“As demand for local food continues to grow, so too have the opportunities for America’s farmers to market fresh food directly to the consumer,” said Randzio, adding that statistics from the United States Department of Agriculture indicate farmers markets and farm stands account for roughly $2 billion of the $3 billion that Americans spend annually on farm-direct products.
“This revenue, in turn, supports the livelihoods of more than 165,000 mostly small and mid-sized farms and ranches,” said Randzio. “Last season, SNAP customers alone spent $9,828 at the Westfield Farmers’ Market.”
“Through a private grant from an anonymous donor, the market gives an additional $5 per week to SNAP customers who purchase tokens at the market table,” said Randzio. “Some vendors also accept WIC and Senior Farmers Market Nutrition Program coupons.”
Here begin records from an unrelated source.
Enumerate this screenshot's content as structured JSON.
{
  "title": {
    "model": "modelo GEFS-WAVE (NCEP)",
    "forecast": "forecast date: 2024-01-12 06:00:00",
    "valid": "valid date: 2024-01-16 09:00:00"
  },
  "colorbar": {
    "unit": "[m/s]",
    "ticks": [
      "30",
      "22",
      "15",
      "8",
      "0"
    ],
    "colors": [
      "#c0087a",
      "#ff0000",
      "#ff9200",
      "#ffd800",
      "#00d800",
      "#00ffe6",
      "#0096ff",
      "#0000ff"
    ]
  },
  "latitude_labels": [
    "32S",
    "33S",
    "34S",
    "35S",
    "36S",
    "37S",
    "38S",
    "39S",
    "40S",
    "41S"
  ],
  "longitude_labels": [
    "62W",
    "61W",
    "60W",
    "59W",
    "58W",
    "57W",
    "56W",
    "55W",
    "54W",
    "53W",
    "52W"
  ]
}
This Thursday on the grounds of the Episcopal Church of the Atonement, there will be musical entertainment all afternoon, featuring Dave Housman from noon to 2 p.m., Bobby D from 2 to 4 p.m., and Bernie Dion and Whiskey Traveler from 4 to 6 p.m. Also, recipes for an apple gorgonzola salad and balsamic chicken will be featured during a cooking demonstration at 3 p.m. Additionally, vendors will be offering free samples of their wares, special offers will be available on a multitude of products, and gift drawings are planned all afternoon.
“Close to 300 people attend the market each week, looking for fresh, healthy food at a reasonable price, and they enjoy the festive, community atmosphere of the market,” said Randzio. “Vendors report that their businesses flourish at this market and have encouraged other vendors to join, which explains why the market has almost quadrupled in size in three seasons of operation.”
Jen Cheek, executive director of the Farmers Market Coalition, echoed those sentiments in a statement.
“Farmers markets play a vital role not just in generating real income for farmers, but in forming a healthy, prosperous food system,” said Cheek. “By providing the opportunity for farmers to connect directly with consumers, markets serve as education centers. Vendors are teaching customers about agriculture and sharing recipes and new foods with their neighbors. Markets are making people and communities stronger and healthier.”